The popularity Bob Woodward had earned for his works on Watergate scandal also earned him a lot of unexpected bonuses and bonanzas that he would not otherwise have received for his subsequent works as a journalist or as an author of a number of books. ‘Once a famous author, always a famous author’ is an idiom that suits many famous authors who perhaps wrote only one masterpiece and subsequently churned out books bearing not much of cerebral activities.
Not in all instances words of Bob Woodward were journalistically prophetic; many of his analyses were ludicrous. Woodward wholeheartedly believed what George Bush believed about Saddam Hussein’s possession of Iraqi WMDs prior to the war.

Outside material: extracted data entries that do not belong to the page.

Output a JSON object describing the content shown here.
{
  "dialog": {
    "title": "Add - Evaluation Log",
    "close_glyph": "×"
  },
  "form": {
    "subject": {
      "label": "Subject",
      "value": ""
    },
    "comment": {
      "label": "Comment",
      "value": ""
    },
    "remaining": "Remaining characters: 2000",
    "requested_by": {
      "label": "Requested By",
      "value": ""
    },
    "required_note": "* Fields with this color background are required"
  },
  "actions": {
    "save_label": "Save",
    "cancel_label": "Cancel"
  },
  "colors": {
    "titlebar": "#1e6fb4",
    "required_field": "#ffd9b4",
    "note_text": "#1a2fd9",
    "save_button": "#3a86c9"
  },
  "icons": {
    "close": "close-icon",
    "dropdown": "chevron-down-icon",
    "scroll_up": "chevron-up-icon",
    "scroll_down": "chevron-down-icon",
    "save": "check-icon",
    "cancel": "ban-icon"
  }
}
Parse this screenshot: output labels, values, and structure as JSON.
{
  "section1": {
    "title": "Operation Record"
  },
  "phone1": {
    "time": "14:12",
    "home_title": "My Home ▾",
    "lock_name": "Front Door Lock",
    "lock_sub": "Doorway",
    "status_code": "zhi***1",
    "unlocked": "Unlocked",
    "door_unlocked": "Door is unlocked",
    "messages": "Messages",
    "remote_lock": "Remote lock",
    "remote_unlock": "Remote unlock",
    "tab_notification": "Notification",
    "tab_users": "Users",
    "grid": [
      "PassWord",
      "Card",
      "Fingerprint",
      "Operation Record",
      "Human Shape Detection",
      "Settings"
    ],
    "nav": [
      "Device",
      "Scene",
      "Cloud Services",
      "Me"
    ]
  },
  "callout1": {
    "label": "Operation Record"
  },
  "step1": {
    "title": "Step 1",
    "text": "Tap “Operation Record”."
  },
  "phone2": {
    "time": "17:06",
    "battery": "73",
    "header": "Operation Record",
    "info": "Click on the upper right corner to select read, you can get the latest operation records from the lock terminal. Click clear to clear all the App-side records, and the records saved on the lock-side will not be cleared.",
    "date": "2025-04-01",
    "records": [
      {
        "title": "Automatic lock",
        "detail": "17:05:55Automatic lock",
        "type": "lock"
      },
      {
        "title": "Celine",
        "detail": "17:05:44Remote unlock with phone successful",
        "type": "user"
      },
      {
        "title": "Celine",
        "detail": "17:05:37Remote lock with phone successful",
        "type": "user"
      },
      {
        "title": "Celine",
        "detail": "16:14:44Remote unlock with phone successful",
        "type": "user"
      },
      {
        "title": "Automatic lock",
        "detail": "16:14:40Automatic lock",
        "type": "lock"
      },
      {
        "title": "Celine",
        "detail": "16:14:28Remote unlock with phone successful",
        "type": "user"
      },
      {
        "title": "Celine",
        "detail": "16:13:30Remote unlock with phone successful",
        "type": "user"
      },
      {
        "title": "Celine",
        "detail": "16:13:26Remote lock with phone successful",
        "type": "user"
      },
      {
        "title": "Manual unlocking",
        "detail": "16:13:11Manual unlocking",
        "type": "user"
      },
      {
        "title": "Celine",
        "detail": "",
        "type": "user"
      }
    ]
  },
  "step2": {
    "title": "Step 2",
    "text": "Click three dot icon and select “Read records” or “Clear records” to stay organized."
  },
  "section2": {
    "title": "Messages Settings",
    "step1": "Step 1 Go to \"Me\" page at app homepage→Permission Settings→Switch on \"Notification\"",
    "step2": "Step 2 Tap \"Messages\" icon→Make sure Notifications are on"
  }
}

Once during an appearance on Larry King Live in CNN, Woodward was asked by a telephone caller ‘Suppose we go to war and go into Iraq and there are no weapons of mass destruction’, he responded ‘I think the chance of that happening is almost zero.’
What is however disquieting is a number of excerpts of the book that have already been leaked to the media: US special envoy Richard Holbrooke saying on US policy: ‘It can’t work’; a hint of future conflicts over the declared timetable for a US withdrawal; General David Petraeus, the top US soldier in Afghanistan, believing the military could ‘get more time on the clock’ apparently hinting at July 2011, a timeframe when President Obama would insist on beginning US withdrawal from Afghanistan; and intelligence suggesting Afghan President Hamid Karzai being diagnosed with manic depression.
However cloudy and uncertain the book forecasts about the future of Obama administration and the war in Afghanistan, President Obama, many of us believe, would remain steadfast in his determination to reduce bloodshed in Afghanistan as far and as soon as possible as was manifested in his taking many risks for peace while taking his stand on war. On October 2, 2002, eight days before the US House would vote to authorise the invasion of Iraq, while delivering a speech at Chicago’s Federal Plaza, Obama put his political career on the line by opposing going to war in Iraq. He opposed the Iraq invasion at a time when the idea of war with Iraq, though deeply unpopular today, was very popular in 2002.